Faire payer des taux d'intérêt colossaux pour des dettes accumulées il y a cinq ou dix ans ne participe pas à responsabiliser les gouvernements mais à asphyxier nos économies au seul profit de quelques banques privées...

Il faut en finir avec le deux poids, deux mesures : en nous inspirant de ce qu'a fait la banque centrale américaine pour sauver le système financier, nous proposons que la "vieille dette" de nos Etats puisse être refinancée à des taux proches de 0 %.

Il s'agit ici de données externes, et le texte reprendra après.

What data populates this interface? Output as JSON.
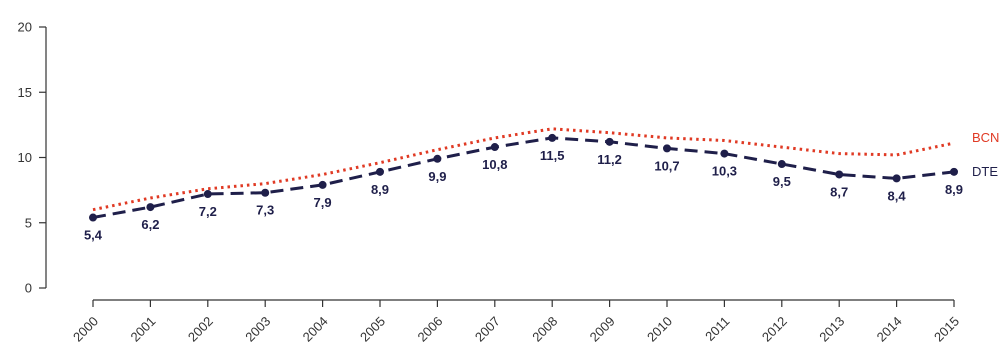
{
  "chart_data": {
    "type": "line",
    "title": "",
    "xlabel": "",
    "ylabel": "",
    "x": [
      "2000",
      "2001",
      "2002",
      "2003",
      "2004",
      "2005",
      "2006",
      "2007",
      "2008",
      "2009",
      "2010",
      "2011",
      "2012",
      "2013",
      "2014",
      "2015"
    ],
    "ylim": [
      0,
      20
    ],
    "yticks": [
      0,
      5,
      10,
      15,
      20
    ],
    "grid": false,
    "series": [
      {
        "name": "BCN",
        "color": "#e03a24",
        "style": "dotted",
        "values": [
          6.0,
          6.9,
          7.6,
          8.0,
          8.7,
          9.6,
          10.6,
          11.5,
          12.2,
          11.9,
          11.5,
          11.3,
          10.8,
          10.3,
          10.2,
          11.1
        ]
      },
      {
        "name": "DTE",
        "color": "#1f1f4a",
        "style": "dashed",
        "markers": true,
        "values": [
          5.4,
          6.2,
          7.2,
          7.3,
          7.9,
          8.9,
          9.9,
          10.8,
          11.5,
          11.2,
          10.7,
          10.3,
          9.5,
          8.7,
          8.4,
          8.9
        ],
        "labels": [
          "5,4",
          "6,2",
          "7,2",
          "7,3",
          "7,9",
          "8,9",
          "9,9",
          "10,8",
          "11,5",
          "11,2",
          "10,7",
          "10,3",
          "9,5",
          "8,7",
          "8,4",
          "8,9"
        ]
      }
    ]
  }
}
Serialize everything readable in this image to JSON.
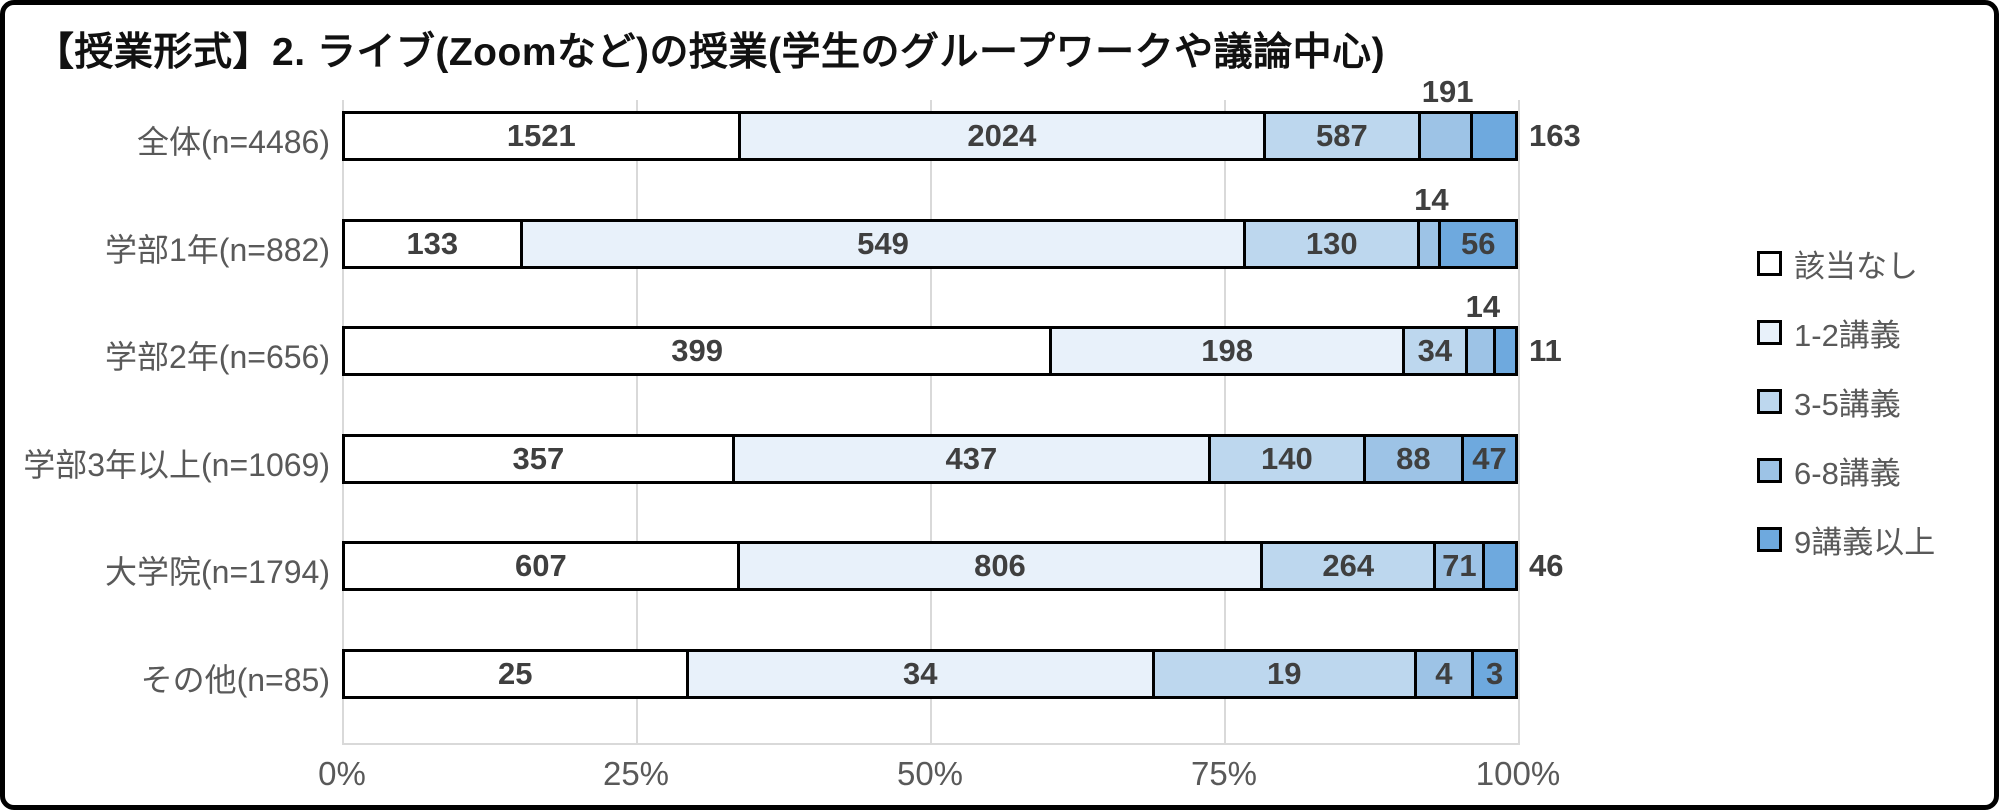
{
  "chart_data": {
    "type": "bar",
    "orientation": "horizontal",
    "stacked": "percent",
    "title": "【授業形式】2. ライブ(Zoomなど)の授業(学生のグループワークや議論中心)",
    "categories": [
      "全体(n=4486)",
      "学部1年(n=882)",
      "学部2年(n=656)",
      "学部3年以上(n=1069)",
      "大学院(n=1794)",
      "その他(n=85)"
    ],
    "series": [
      {
        "name": "該当なし",
        "color": "#ffffff",
        "values": [
          1521,
          133,
          399,
          357,
          607,
          25
        ]
      },
      {
        "name": "1-2講義",
        "color": "#e8f1fa",
        "values": [
          2024,
          549,
          198,
          437,
          806,
          34
        ]
      },
      {
        "name": "3-5講義",
        "color": "#bdd7ee",
        "values": [
          587,
          130,
          34,
          140,
          264,
          19
        ]
      },
      {
        "name": "6-8講義",
        "color": "#9dc3e6",
        "values": [
          191,
          14,
          14,
          88,
          71,
          4
        ]
      },
      {
        "name": "9講義以上",
        "color": "#6ea9de",
        "values": [
          163,
          56,
          11,
          47,
          46,
          3
        ]
      }
    ],
    "x_ticks": [
      "0%",
      "25%",
      "50%",
      "75%",
      "100%"
    ],
    "xlim": [
      0,
      1
    ],
    "grid": true,
    "legend_position": "right",
    "bar_border_color": "#000000",
    "value_label_color": "#3f3f3f",
    "axis_label_color": "#595959"
  }
}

Il n'est pas besoin de modifier les traités européens pour mettre en oeuvre cette idée : certes, la Banque centrale européenne (BCE) n'est pas autorisée à prêter aux Etats membres, mais elle peut prêter sans limite aux organismes publics de crédit (article 21.3 du statut du système européen des banques centrales) et aux organisations internationales (article 23 du même statut). Elle peut donc prêter à 0,01 % à la Banque européenne d'investissement (BEI) ou à la Caisse des dépôts, qui, elles, peuvent prêter à 0,02 % aux Etats qui s'endettent pour rembourser leurs vieilles dettes.

Rien n'empêche de mettre en place de tels financements dès janvier !

L'urgence est d'envoyer aux peuples un signal très clair : l'Europe n'est pas aux mains des lobbies financiers. Elle est au service des citoyens.